Half of Pregnant Women, Newborns Risk Flu

Added On : 30th September 2012

Half of pregnant women don't get flu shots, putting themselves and their child at risk of severe flu.

The finding comes from a CDC survey showing that during last year's flu season, 53% of pregnant women did not get the seasonal flu vaccine. That's about the same percentage seen in the two previous flu seasons.

They're taking big risks, Laura E. Riley, MD, director of obstetrics and gynecology at Massachusetts General Hospital, said at a news teleconference held by major U.S. medical groups.

"We know pregnant women have a five times higher risk of getting very ill if they get the flu during pregnancy or immediately after they deliver," Riley says. "Unfortunately, we have seen women lose babies when in that condition."

Last year's flu season was one of the mildest on record.
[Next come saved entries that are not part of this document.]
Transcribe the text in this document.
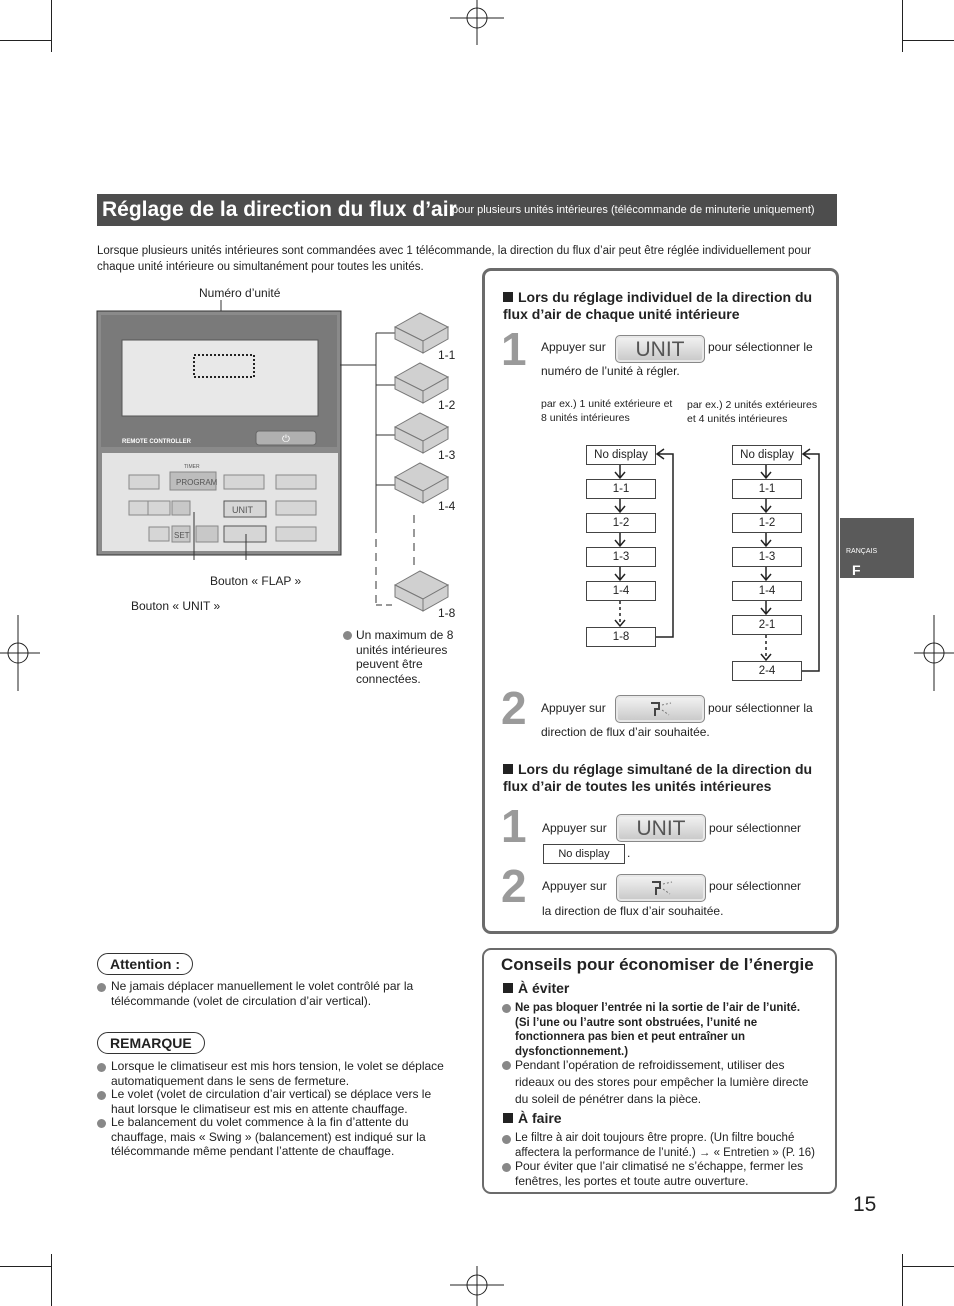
Réglage de la direction du flux d’air
pour plusieurs unités intérieures (télécommande de minuterie uniquement)
Lorsque plusieurs unités intérieures sont commandées avec 1 télécommande, la direction du flux d’air peut être réglée individuellement pour chaque unité intérieure ou simultanément pour toutes les unités.
Numéro d’unité
REMOTE CONTROLLER	⏻
PROGRAM
TIMER
UNIT
SET
Bouton « FLAP »
Bouton « UNIT »
1-1
1-2
1-3
1-4
1-8
Un maximum de 8 unités intérieures peuvent être connectées.
Lors du réglage individuel de la direction du flux d’air de chaque unité intérieure
1 Appuyer sur	UNIT	pour sélectionner le
numéro de l’unité à régler.
par ex.) 1 unité extérieure et 8 unités intérieures
par ex.) 2 unités extérieures et 4 unités intérieures
No display
1-1
1-2
1-3
1-4
1-8
No display
1-1
1-2
1-3
1-4
2-1
2-4
2 Appuyer sur	pour sélectionner la
direction de flux d’air souhaitée.
Lors du réglage simultané de la direction du flux d’air de toutes les unités intérieures
1 Appuyer sur	UNIT	pour sélectionner
No display	.
2 Appuyer sur	pour sélectionner
la direction de flux d’air souhaitée.
F
RANÇAIS
Attention :
Ne jamais déplacer manuellement le volet contrôlé par la télécommande (volet de circulation d’air vertical).
REMARQUE
Lorsque le climatiseur est mis hors tension, le volet se déplace automatiquement dans le sens de fermeture.
Le volet (volet de circulation d’air vertical) se déplace vers le haut lorsque le climatiseur est mis en attente chauffage.
Le balancement du volet commence à la fin d’attente du chauffage, mais « Swing » (balancement) est indiqué sur la télécommande même pendant l’attente de chauffage.
Conseils pour économiser de l’énergie
À éviter
Ne pas bloquer l’entrée ni la sortie de l’air de l’unité. (Si l’une ou l’autre sont obstruées, l’unité ne fonctionnera pas bien et peut entraîner un dysfonctionnement.)
Pendant l’opération de refroidissement, utiliser des rideaux ou des stores pour empêcher la lumière directe du soleil de pénétrer dans la pièce.
À faire
Le filtre à air doit toujours être propre. (Un filtre bouché affectera la performance de l’unité.) → « Entretien » (P. 16)
Pour éviter que l’air climatisé ne s’échappe, fermer les fenêtres, les portes et toute autre ouverture.
15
Yet Riley said one of the flu patients she saw was a healthy woman with an uncomplicated pregnancy. When she came into the emergency room, she was 26 weeks pregnant and not feeling well.

Even though the patient was a doctor, she had not had a flu shot. And she refused an offer of Tamiflu, saying she hadn't read the medical literature showing that the flu medication was safe to take during pregnancy.

"In about six hours she started to look toxic and got admitted to intensive care," Riley recalls. "She got sicker and sicker and spent five days on a ventilator. The baby did not survive."

Pregnant women who get flu shots protect their children even after birth, notes William Schaffner, MD, chair of preventive medicine at Vanderbilt University School of Medicine.

"By getting vaccinated you protect not only yourself but your newborn during those first six months of life when a baby cannot be vaccinated," he said at the news conference. "A woman passes [flu antibodies] through the placenta to her newborn."

So why don't more pregnant women get flu shots?

"We talk to pregnant women a lot about 'You can't eat this or take that,' and it is a bit of a tough sell for a pregnant woman to allow someone to inject a vaccine into her arm," Riley says. "Now many studies show it is safe. But it has taken us a while to get the message out that we are preventing a very serious disease and protecting your baby."

Litjen Tan, MD, director of medicine and public health at the American Medical Association, notes that pregnant women whose doctors recommend getting a flu shot are five times more likely to get it than when doctors don't give this advice in a clear, direct way.

Indeed, the CDC survey shows that when doctors both recommended a flu shot and offered to give one, 74% of pregnant women got the shot.

The flu vaccination survey results appear in the Sept. 27 issue of the CDC's Morbidity and Mortality Weekly Report.